In the wake of this abandonment, the Slums were born. Once-pristine towers turned to crumbling ruins, and the artificial waterfall ran dry. Families crowded into what had once been luxurious apartments, scraping by on whatever they could scavenge. Crime thrived in the cracks, and gangs carved out territories in the alleys and backstreets. The old laws didn’t reach this far down—here, survival itself was the only law.

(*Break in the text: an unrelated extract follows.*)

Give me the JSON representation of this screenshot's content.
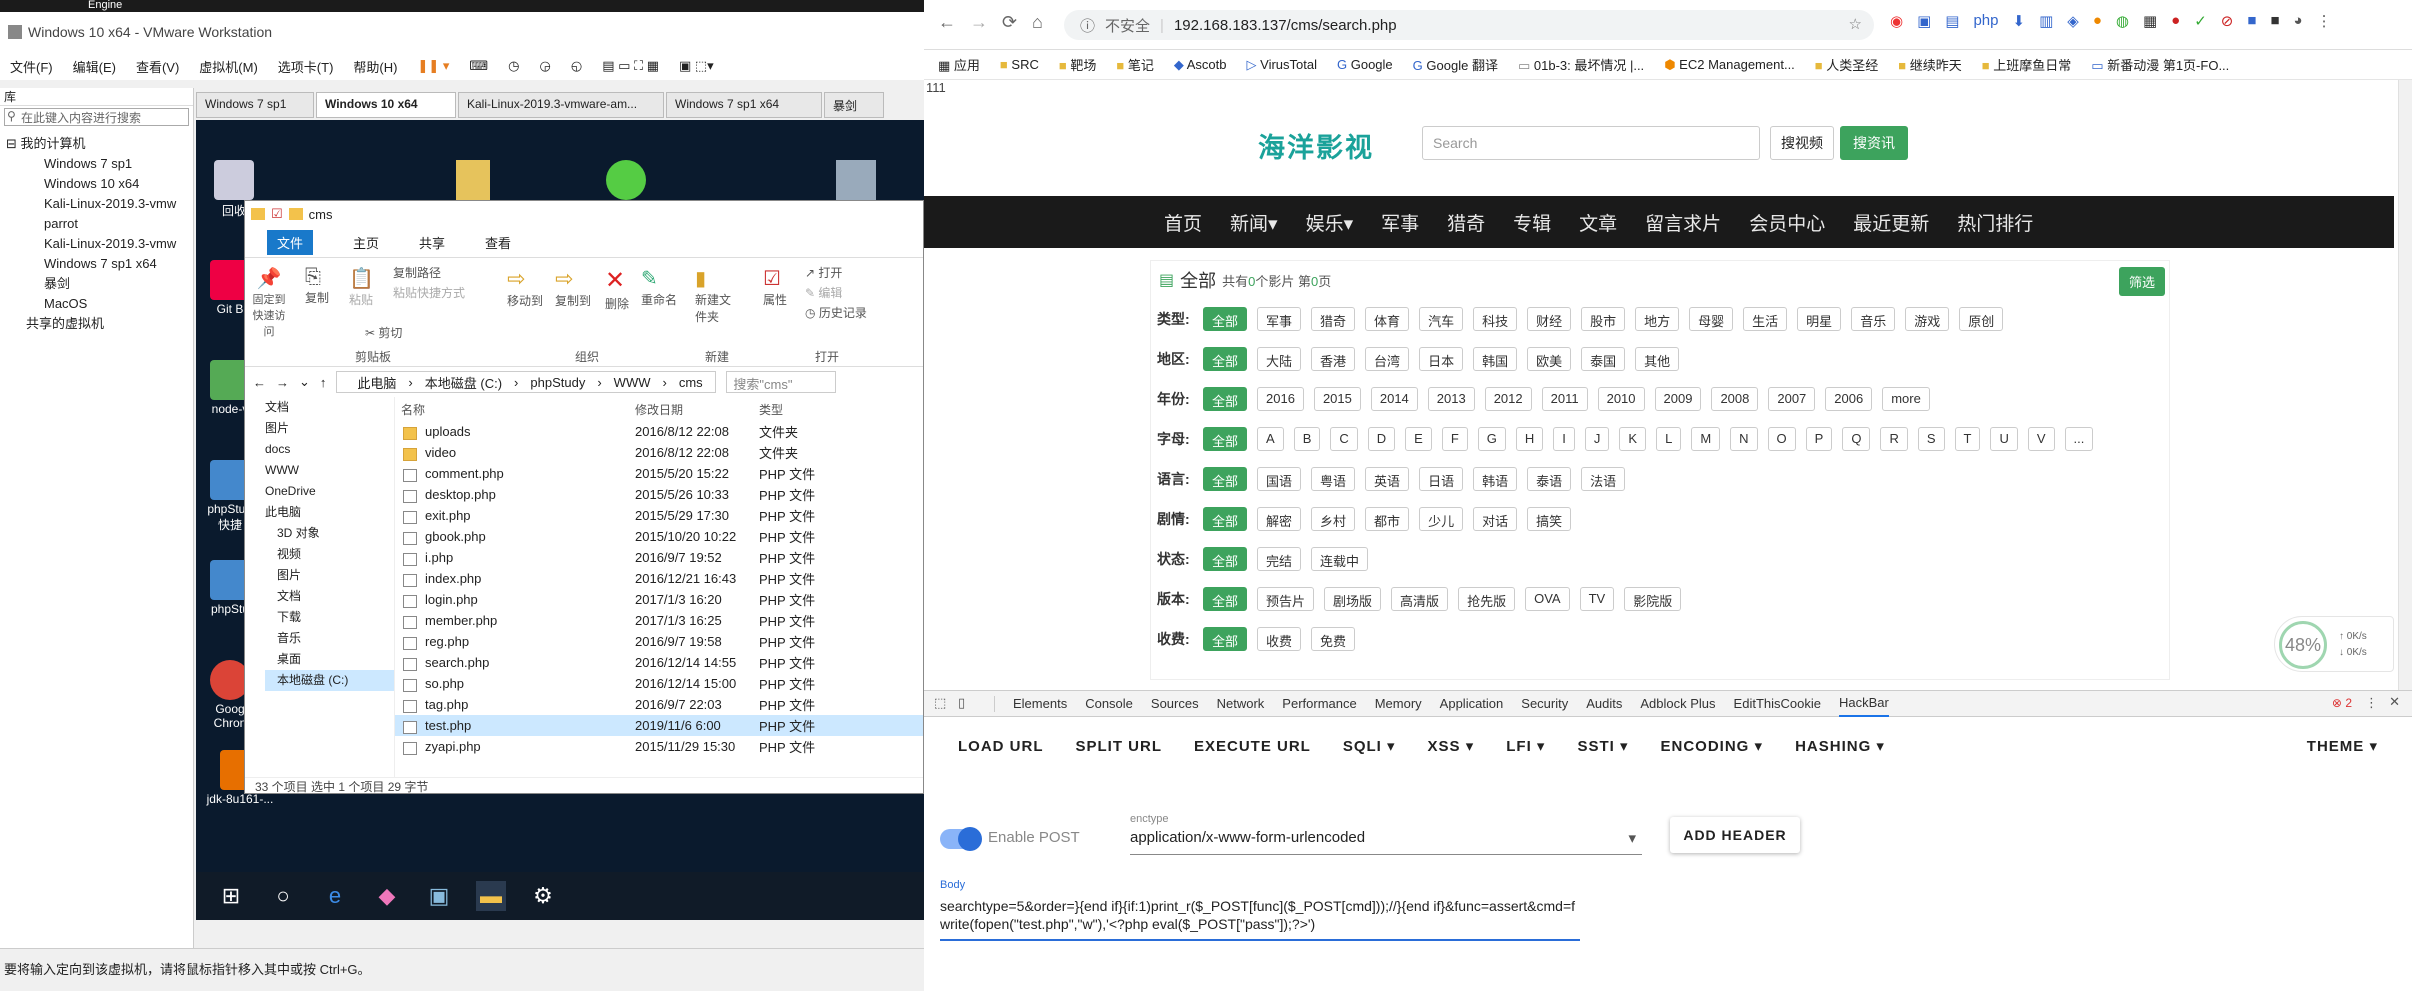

The corporations that ruled NeoNexus were content to let the Slums rot, viewing it as a place of exile, reserved for the unlucky and the unwanted. But within the decay, the people of the Slums had forged their own brutal existence. Black markets flourished, underground tech hubs buzzed with makeshift machinery, street docs peddled cybernetic enhancements, and data runners navigated the digital arteries of the city. In the Slums, life persisted—harsh and unrelenting, but life nonetheless, forged from the ruins left behind by a city that had turned its back.
Rhett Kervyn lived two lives, both dangerous and relentless. By day, he was a private investigator for Virtu, one of the largest and most powerful corporations in NeoNexus. But by night, he became Ryker—a name whispered in the shadows, known only to those who operated in the city's darkest corners. As Ryker, he navigated the criminal underworld with cold precision, trading data and secrets on the black market, far from the corporate leash that bound him during the day.
Ryker wasn’t just a name—it was a shield, an identity that allowed him to slip into the shadows, unseen and untouchable. In the Slums, who you were didn’t matter, only what you could do to survive. And Ryker had perfected the art of survival. He moved like a ghost through the underworld, untethered and unseen, trading on reputation alone. In this place, where life was cheap and danger constant, reputation meant everything, but names meant nothing. Only the strong, the smart, and the ruthless made it through—and Ryker was all three.
For those at the bottom, NeoNexus wasn’t a shining metropolis of the future. It was a labyrinth of decay, where the line between man and machine blurred into a cruel, metallic haze. Here, dreams were sold in the form of designer drugs and black-market augmentations. Hope was a currency that only the desperate traded in.
And in the Slums, everyone was desperate.